As adults, there are many skills we take for granted and assume we have always ‘known’ how do. We can catch, throw, jump, jump, skip, hop and run all without thinking too much about it but what we have forgotten is that at some stage or other in our lives we did actually learn these skills!
A high level of fundamental movement skill competence in childhood leads to a number of positive health and physical outcomes. Children who possess high FMS levels have a greater chance of maintaining good health, are more likely to participate in physical activity and possess better fitness in later life. The younger we can teach these skills to our children, the better.

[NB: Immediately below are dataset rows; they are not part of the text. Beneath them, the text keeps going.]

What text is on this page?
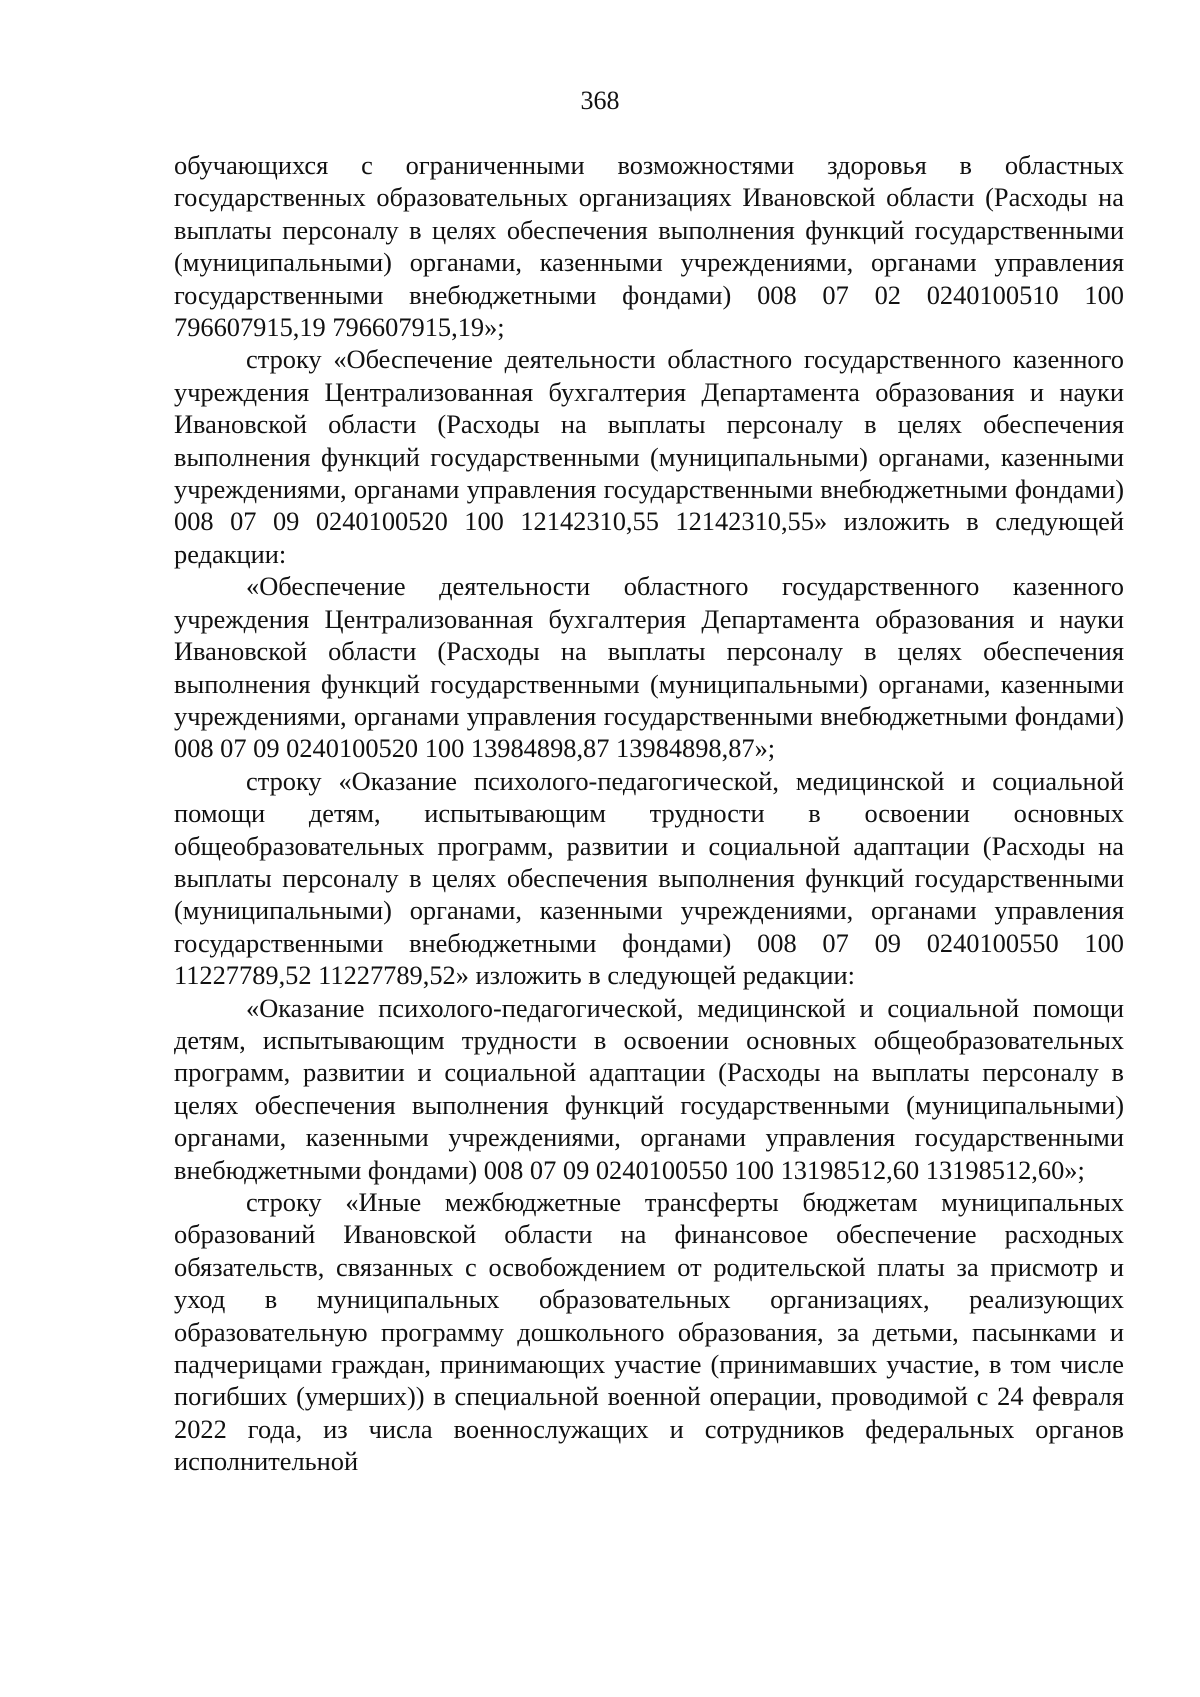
368

обучающихся с ограниченными возможностями здоровья в областных государственных образовательных организациях Ивановской области (Расходы на выплаты персоналу в целях обеспечения выполнения функций государственными (муниципальными) органами, казенными учреждениями, органами управления государственными внебюджетными фондами) 008 07 02 0240100510 100 796607915,19 796607915,19»;

строку «Обеспечение деятельности областного государственного казенного учреждения Централизованная бухгалтерия Департамента образования и науки Ивановской области (Расходы на выплаты персоналу в целях обеспечения выполнения функций государственными (муниципальными) органами, казенными учреждениями, органами управления государственными внебюджетными фондами) 008 07 09 0240100520 100 12142310,55 12142310,55» изложить в следующей редакции:

«Обеспечение деятельности областного государственного казенного учреждения Централизованная бухгалтерия Департамента образования и науки Ивановской области (Расходы на выплаты персоналу в целях обеспечения выполнения функций государственными (муниципальными) органами, казенными учреждениями, органами управления государственными внебюджетными фондами) 008 07 09 0240100520 100 13984898,87 13984898,87»;

строку «Оказание психолого-педагогической, медицинской и социальной помощи детям, испытывающим трудности в освоении основных общеобразовательных программ, развитии и социальной адаптации (Расходы на выплаты персоналу в целях обеспечения выполнения функций государственными (муниципальными) органами, казенными учреждениями, органами управления государственными внебюджетными фондами) 008 07 09 0240100550 100 11227789,52 11227789,52» изложить в следующей редакции:

«Оказание психолого-педагогической, медицинской и социальной помощи детям, испытывающим трудности в освоении основных общеобразовательных программ, развитии и социальной адаптации (Расходы на выплаты персоналу в целях обеспечения выполнения функций государственными (муниципальными) органами, казенными учреждениями, органами управления государственными внебюджетными фондами) 008 07 09 0240100550 100 13198512,60 13198512,60»;

строку «Иные межбюджетные трансферты бюджетам муниципальных образований Ивановской области на финансовое обеспечение расходных обязательств, связанных с освобождением от родительской платы за присмотр и уход в муниципальных образовательных организациях, реализующих образовательную программу дошкольного образования, за детьми, пасынками и падчерицами граждан, принимающих участие (принимавших участие, в том числе погибших (умерших)) в специальной военной операции, проводимой с 24 февраля 2022 года, из числа военнослужащих и сотрудников федеральных органов исполнительной
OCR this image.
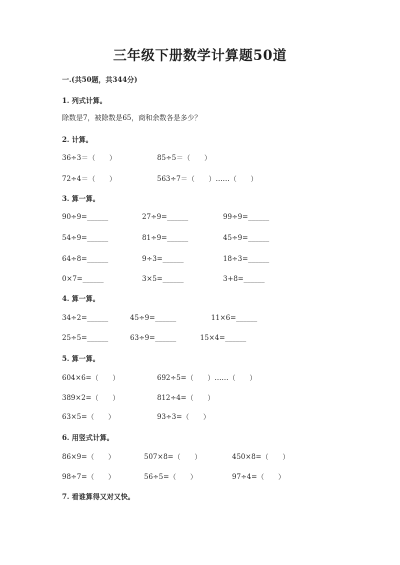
三年级下册数学计算题50道
一.(共50题，共344分)
1. 列式计算。
除数是7，被除数是65，商和余数各是多少？
2. 计算。
36÷3＝（　　）	85÷5＝（　　）
72÷4＝（　　）	563÷7＝（　　）……（　　）
3. 算一算。
90÷9=______	27÷9=______	99÷9=______
54÷9=______	81÷9=______	45÷9=______
64÷8=______	9÷3=______	18÷3=______
0×7=______	3×5=______	3+8=______
4. 算一算。
34÷2=______	45÷9=______	11×6=______
25÷5=______	63÷9=______	15×4=______
5. 算一算。
604×6=（　　）	692÷5=（　　）……（　　）
389×2=（　　）	812÷4=（　　）
63×5=（　　）	93÷3=（　　）
6. 用竖式计算。
86×9=（　　）	507×8=（　　）	450×8=（　　）
98÷7=（　　）	56÷5=（　　）	97÷4=（　　）
7. 看谁算得又对又快。
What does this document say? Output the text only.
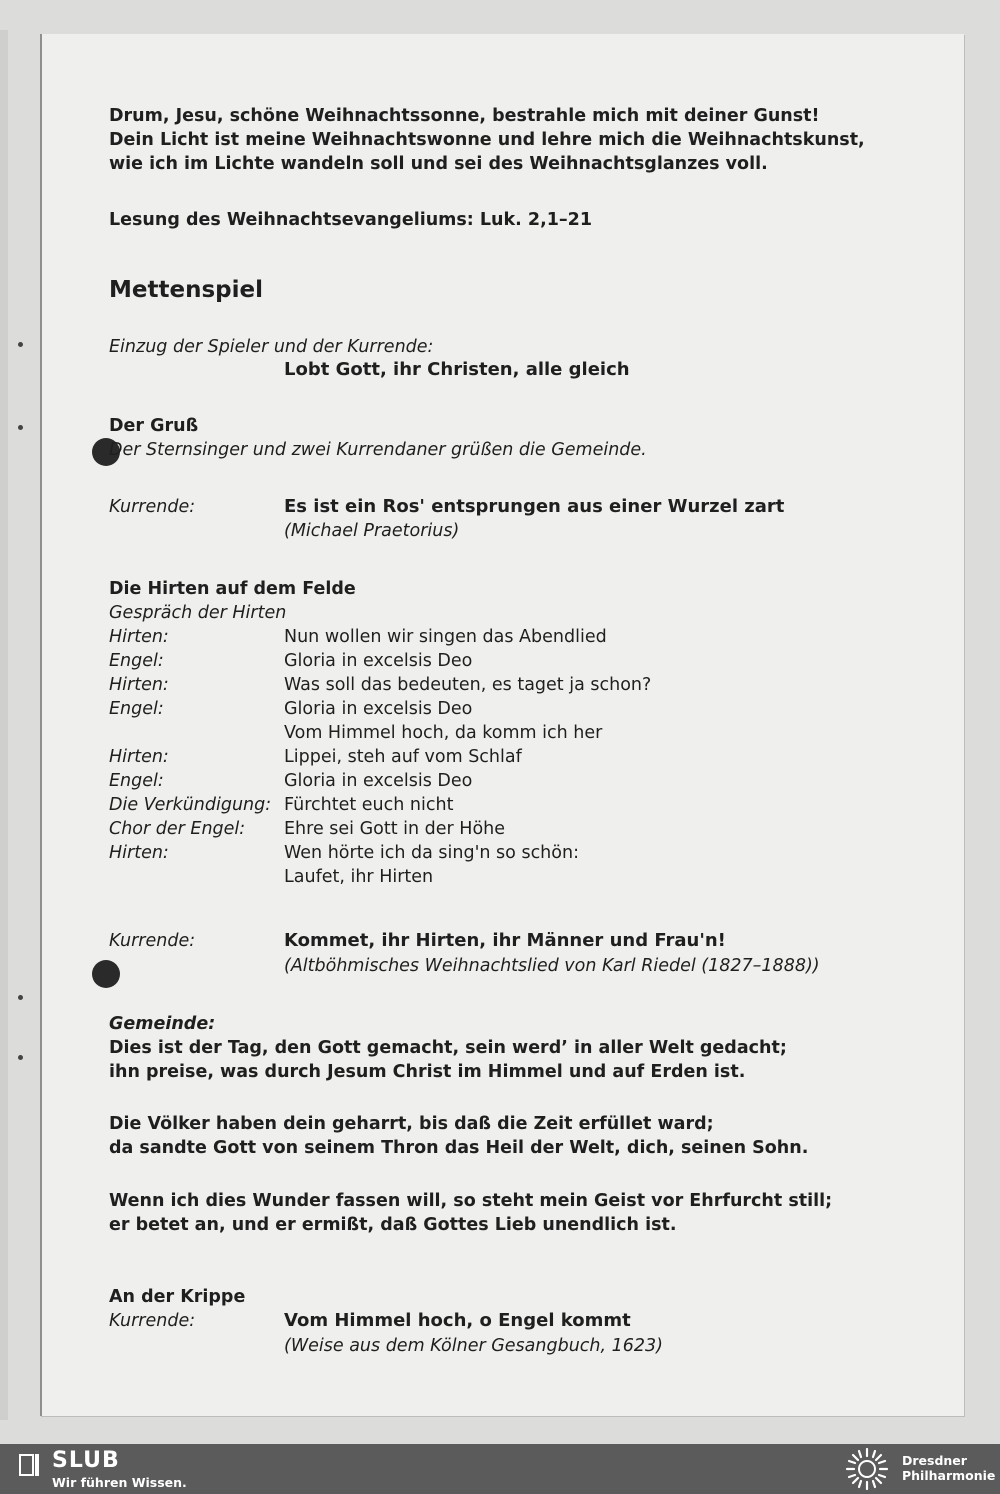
Drum, Jesu, schöne Weihnachtssonne, bestrahle mich mit deiner Gunst!
Dein Licht ist meine Weihnachtswonne und lehre mich die Weihnachtskunst,
wie ich im Lichte wandeln soll und sei des Weihnachtsglanzes voll.
Lesung des Weihnachtsevangeliums: Luk. 2,1–21
Mettenspiel
Einzug der Spieler und der Kurrende:
Lobt Gott, ihr Christen, alle gleich
Der Gruß
Der Sternsinger und zwei Kurrendaner grüßen die Gemeinde.
Kurrende:	Es ist ein Ros' entsprungen aus einer Wurzel zart
(Michael Praetorius)
Die Hirten auf dem Felde
Gespräch der Hirten
Hirten:	Nun wollen wir singen das Abendlied
Engel:	Gloria in excelsis Deo
Hirten:	Was soll das bedeuten, es taget ja schon?
Engel:	Gloria in excelsis Deo
Vom Himmel hoch, da komm ich her
Hirten:	Lippei, steh auf vom Schlaf
Engel:	Gloria in excelsis Deo
Die Verkündigung: Fürchtet euch nicht
Chor der Engel: Ehre sei Gott in der Höhe
Hirten:	Wen hörte ich da sing'n so schön:
Laufet, ihr Hirten
Kurrende:	Kommet, ihr Hirten, ihr Männer und Frau'n!
(Altböhmisches Weihnachtslied von Karl Riedel (1827–1888))
Gemeinde:
Dies ist der Tag, den Gott gemacht, sein werd’ in aller Welt gedacht;
ihn preise, was durch Jesum Christ im Himmel und auf Erden ist.
Die Völker haben dein geharrt, bis daß die Zeit erfüllet ward;
da sandte Gott von seinem Thron das Heil der Welt, dich, seinen Sohn.
Wenn ich dies Wunder fassen will, so steht mein Geist vor Ehrfurcht still;
er betet an, und er ermißt, daß Gottes Lieb unendlich ist.
An der Krippe
Kurrende:	Vom Himmel hoch, o Engel kommt
(Weise aus dem Kölner Gesangbuch, 1623)
SLUB
Wir führen Wissen.
Dresdner
Philharmonie
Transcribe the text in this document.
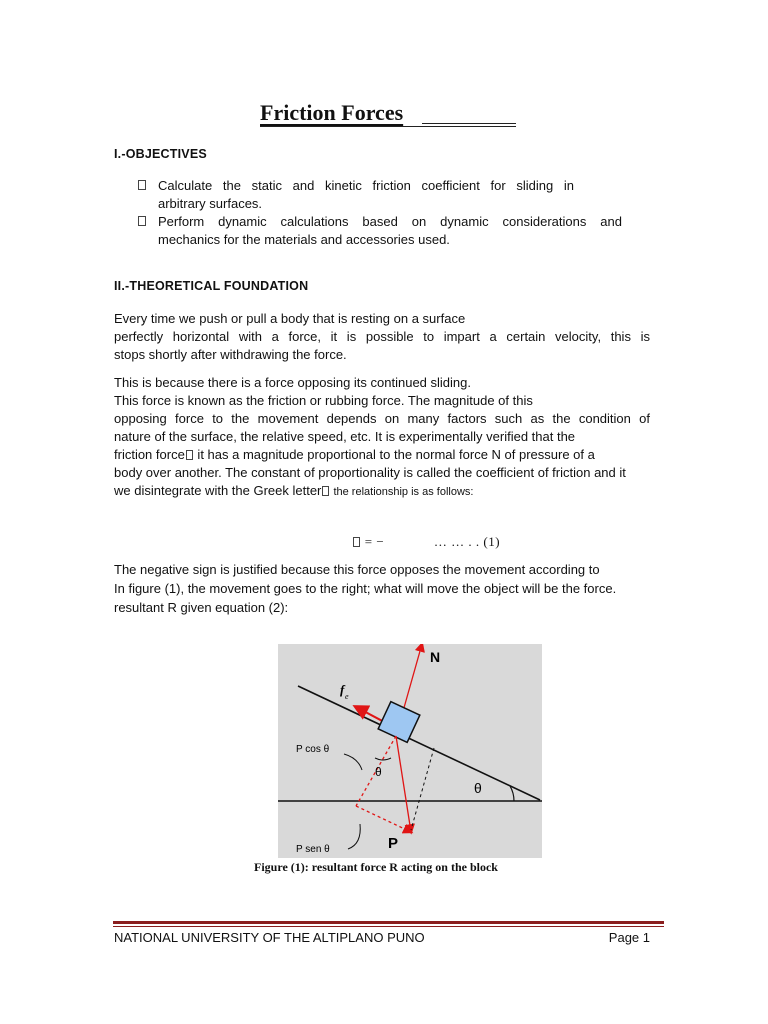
Friction Forces
I.-OBJECTIVES
Calculate the static and kinetic friction coefficient for sliding in
arbitrary surfaces.
Perform dynamic calculations based on dynamic considerations and
mechanics for the materials and accessories used.
II.-THEORETICAL FOUNDATION

Every time we push or pull a body that is resting on a surface
perfectly horizontal with a force, it is possible to impart a certain velocity, this is
stops shortly after withdrawing the force.

This is because there is a force opposing its continued sliding.
This force is known as the friction or rubbing force. The magnitude of this
opposing force to the movement depends on many factors such as the condition of
nature of the surface, the relative speed, etc. It is experimentally verified that the
friction force it has a magnitude proportional to the normal force N of pressure of a
body over another. The constant of proportionality is called the coefficient of friction and it
we disintegrate with the Greek letter the relationship is as follows:

= −	… … . . (1)
The negative sign is justified because this force opposes the movement according to
In figure (1), the movement goes to the right; what will move the object will be the force.
resultant R given equation (2):
N
f e
P cos θ
θ
θ
P sen θ	P

Figure (1): resultant force R acting on the block

NATIONAL UNIVERSITY OF THE ALTIPLANO PUNO	Page 1
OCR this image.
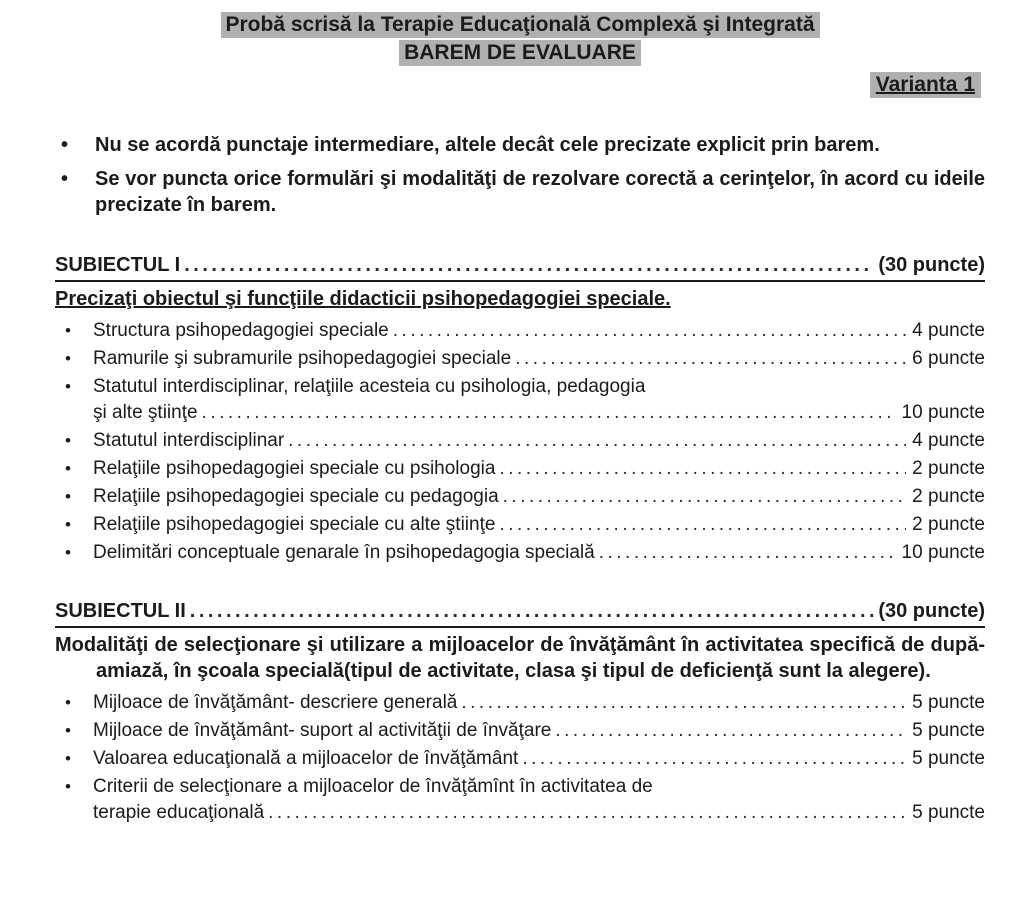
Probă scrisă la Terapie Educaţională Complexă şi Integrată
BAREM DE EVALUARE
Varianta 1
•	Nu se acordă punctaje intermediare, altele decât cele precizate explicit prin barem.
•	Se vor puncta orice formulări şi modalităţi de rezolvare corectă a cerinţelor, în acord cu ideile precizate în barem.
SUBIECTUL I .....	(30 puncte)
Precizaţi obiectul şi funcţiile didacticii psihopedagogiei speciale.
•	Structura psihopedagogiei speciale .....	4 puncte
•	Ramurile şi subramurile psihopedagogiei speciale .....	6 puncte
•	Statutul interdisciplinar, relaţiile acesteia cu psihologia, pedagogia
şi alte ştiinţe .....	10 puncte
•	Statutul interdisciplinar .....	4 puncte
•	Relaţiile psihopedagogiei speciale cu psihologia .....	2 puncte
•	Relaţiile psihopedagogiei speciale cu pedagogia .....	2 puncte
•	Relaţiile psihopedagogiei speciale cu alte ştiinţe .....	2 puncte
•	Delimitări conceptuale genarale în psihopedagogia specială .....	10 puncte
SUBIECTUL II .....	(30 puncte)
Modalităţi de selecţionare şi utilizare a mijloacelor de învăţământ în activitatea specifică de după-amiază, în şcoala specială(tipul de activitate, clasa şi tipul de deficienţă sunt la alegere).
•	Mijloace de învăţământ- descriere generală .....	5 puncte
•	Mijloace de învăţământ- suport al activităţii de învăţare .....	5 puncte
•	Valoarea educaţională a mijloacelor de învăţământ .....	5 puncte
•	Criterii de selecţionare a mijloacelor de învăţămînt în activitatea de
terapie educaţională .....	5 puncte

As childhood obesity grips the nation, and children are becoming less and less active, these fundamental skills, which were once learned incidentally, are being mastered by fewer and fewer children,
This is resulting in a generation of youth who do not have the basic skills required to feel competent to take part in sports and are therefore shying away from them completely.
It is essential to introduce your kids to these skills from an early age and give them the confidence to execute them. Take it back to basics. Run in the garden, play with the ball, climb rocks at the beach, create obstacle courses in the sitting room, play hopscotch, skip with a rope… but most importantly, keep it fun! You don’t need to expect your child to become a competent sports person overnight, you simply want to equip them with the basic skills to allow them to develop their interest in sports and fitness as they grow.